For years, economists have complained that providing federal tax breaks for stadium construction is daft policy – it shouldn’t matter to the U.S. economy as a whole whether the Raiders play in Oakland or Las Vegas – and Congress even briefly held hearings on the matter in 2007. (I got to testify.) But it wasn’t until Obama took aim at the loophole two years back that it started to get national attention, though Republicans in Congress, not willing to give him a win on anything, made sure to keep the tax breaks in place.
And that stadium tax break – if it was what Trump was getting at (even his own press secretary seemed unclear which public money he was talking about) – is only the tip of the sports-subsidy iceberg. Even at $200 million a year, the public cost of tax-exempt bonds is dwarfed by the flood of cash flowing from state, county and city governments to sports teams. Here are some of the NFL’s greatest stadium hits:
- Atlanta Falcons owner Arthur Blank got $200 million in state money toward his team’s new $1.6 billion stadium, then sneaked in a clause that will net him “close to $700 million” worth of additional tax money over the course of the next 30 years. If the team stays that long, that is: Blank abandoned his old stadium, the Georgia Dome, before it even turned 25.
- When sales tax revenue that was supposed to pay for a new Cincinnati Bengals stadium fell short, Hamilton County, Ohio, sold off a public hospital to make its payments. And taxpayers there may have more expenses in their future: A clause in the team’s lease requires the public to provide for any upgrades that half of other NFL teams have, up to and including a holographic replay system.
- New Orleans Saints owner Tom Benson not only got Louisiana taxpayers to spend $376 million to renovate the Superdome, he arranged to be paid an additional $18 million a year for deigning to allow his team to play football there.
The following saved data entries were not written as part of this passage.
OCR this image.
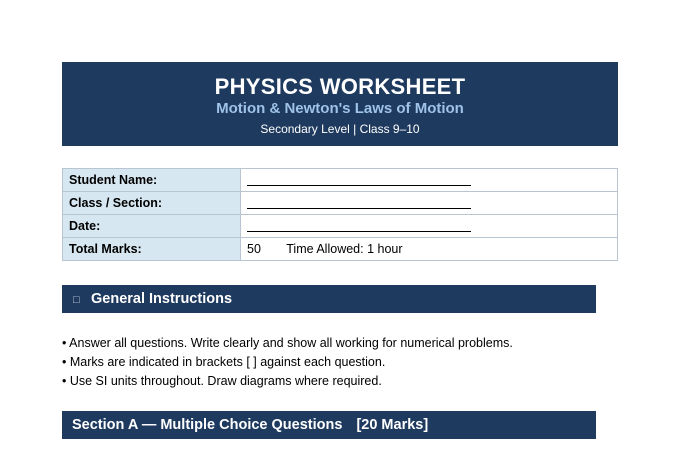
PHYSICS WORKSHEET
Motion & Newton's Laws of Motion
Secondary Level | Class 9–10
Student Name:	
Class / Section:	
Date:	
Total Marks:	50 Time Allowed: 1 hour
□ General Instructions
• Answer all questions. Write clearly and show all working for numerical problems.
• Marks are indicated in brackets [ ] against each question.
• Use SI units throughout. Draw diagrams where required.
Section A — Multiple Choice Questions [20 Marks]
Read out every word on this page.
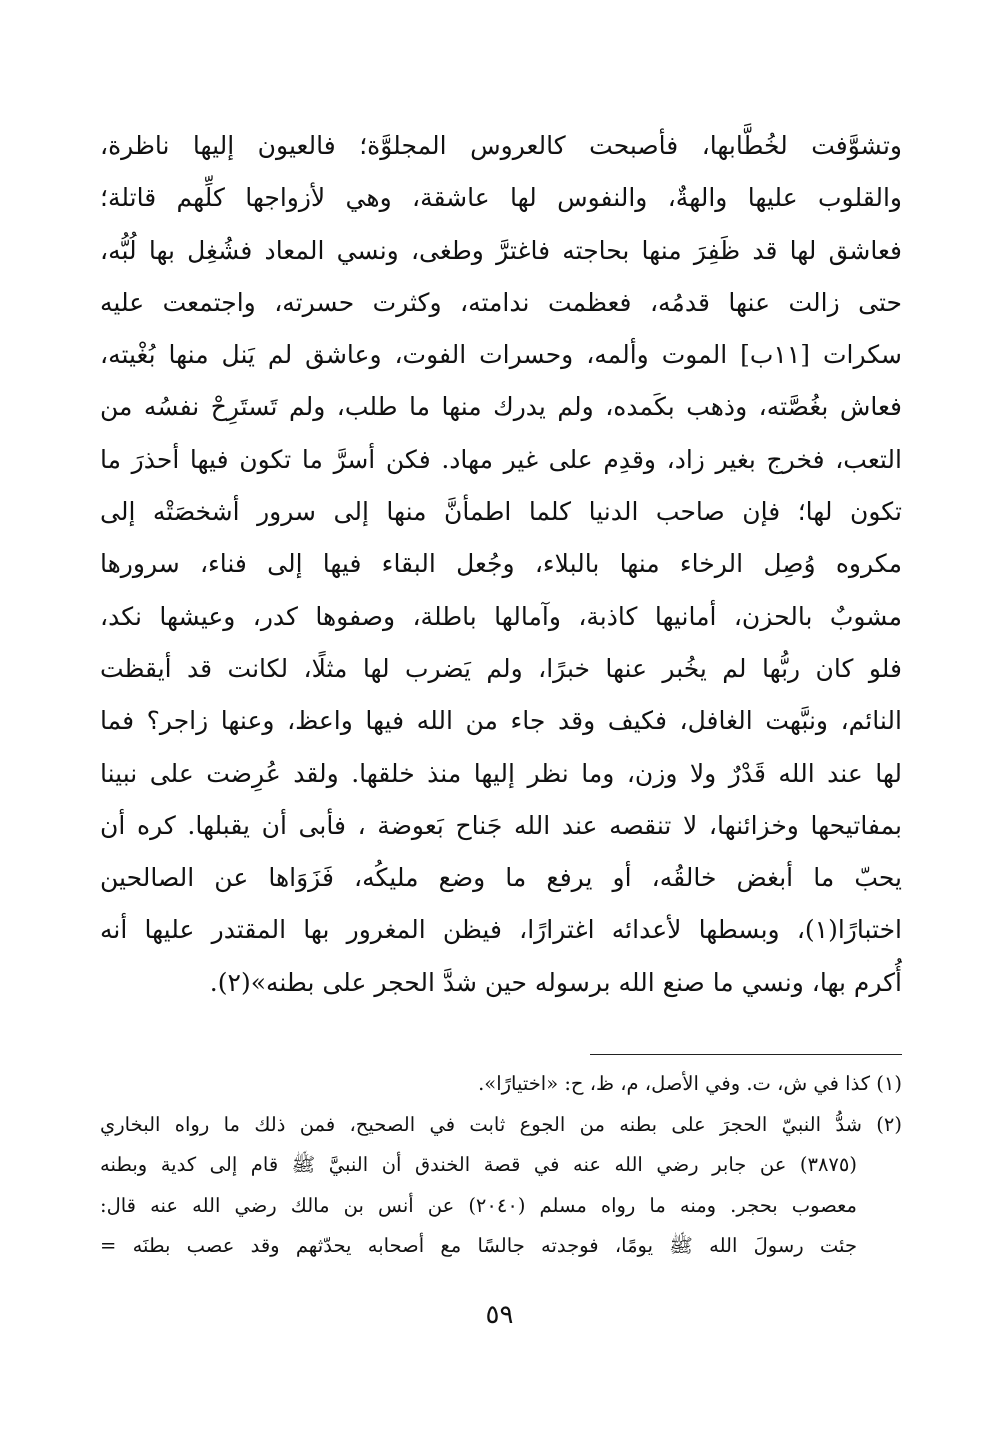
وتشوَّفت لخُطَّابها، فأصبحت كالعروس المجلوَّة؛ فالعيون إليها ناظرة،
والقلوب عليها والهةٌ، والنفوس لها عاشقة، وهي لأزواجها كلِّهم قاتلة؛
فعاشق لها قد ظَفِرَ منها بحاجته فاغترَّ وطغى، ونسي المعاد فشُغِل بها لُبُّه،
حتى زالت عنها قدمُه، فعظمت ندامته، وكثرت حسرته، واجتمعت عليه
سكرات [١١ب] الموت وألمه، وحسرات الفوت، وعاشق لم يَنل منها بُغْيته،
فعاش بغُصَّته، وذهب بكَمده، ولم يدرك منها ما طلب، ولم تَستَرِحْ نفسُه من
التعب، فخرج بغير زاد، وقدِم على غير مهاد. فكن أسرَّ ما تكون فيها أحذرَ ما
تكون لها؛ فإن صاحب الدنيا كلما اطمأنَّ منها إلى سرور أشخصَتْه إلى
مكروه وُصِل الرخاء منها بالبلاء، وجُعل البقاء فيها إلى فناء، سرورها
مشوبٌ بالحزن، أمانيها كاذبة، وآمالها باطلة، وصفوها كدر، وعيشها نكد،
فلو كان ربُّها لم يخُبر عنها خبرًا، ولم يَضرب لها مثلًا، لكانت قد أيقظت
النائم، ونبَّهت الغافل، فكيف وقد جاء من الله فيها واعظ، وعنها زاجر؟ فما
لها عند الله قَدْرٌ ولا وزن، وما نظر إليها منذ خلقها. ولقد عُرِضت على نبينا
بمفاتيحها وخزائنها، لا تنقصه عند الله جَناح بَعوضة ، فأبى أن يقبلها. كره أن
يحبّ ما أبغض خالقُه، أو يرفع ما وضع مليكُه، فَزَوَاها عن الصالحين
اختبارًا(١)، وبسطها لأعدائه اغترارًا، فيظن المغرور بها المقتدر عليها أنه
أُكرم بها، ونسي ما صنع الله برسوله حين شدَّ الحجر على بطنه»(٢).
(١) كذا في ش، ت. وفي الأصل، م، ظ، ح: «اختيارًا».
(٢) شدُّ النبيّ الحجرَ على بطنه من الجوع ثابت في الصحيح، فمن ذلك ما رواه البخاري
(٣٨٧٥) عن جابر رضي الله عنه في قصة الخندق أن النبيَّ ﷺ قام إلى كدية وبطنه
معصوب بحجر. ومنه ما رواه مسلم (٢٠٤٠) عن أنس بن مالك رضي الله عنه قال:
جئت رسولَ الله ﷺ يومًا، فوجدته جالسًا مع أصحابه يحدّثهم وقد عصب بطنَه =
٥٩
His team execs built a 13-foot-high statue of Benson for this, as they could well afford to do.
If the party in control of Washington really wanted to put an end to all these stadium games, it could do so in an instant by passing an excise tax on all local-level subsidies, as Rep. David Minge, D-Minn., proposed in 1999, instantly making stadium subsidies undesirable. What’s the point of getting a wad of cash for your stadium if you just have to pay it right back out to the IRS? Minge’s bill didn’t even make it out of committee before it was stymied by sports league lobbyists. If there’s something to be outraged about, it’s not who chooses to protest how; it’s that Congress has the power to nip sports subsidies in the bud, but it never seems to find the backbone to do it.
Neil deMause is a Brooklyn-based journalist and co-author of the book “Field of Schemes.”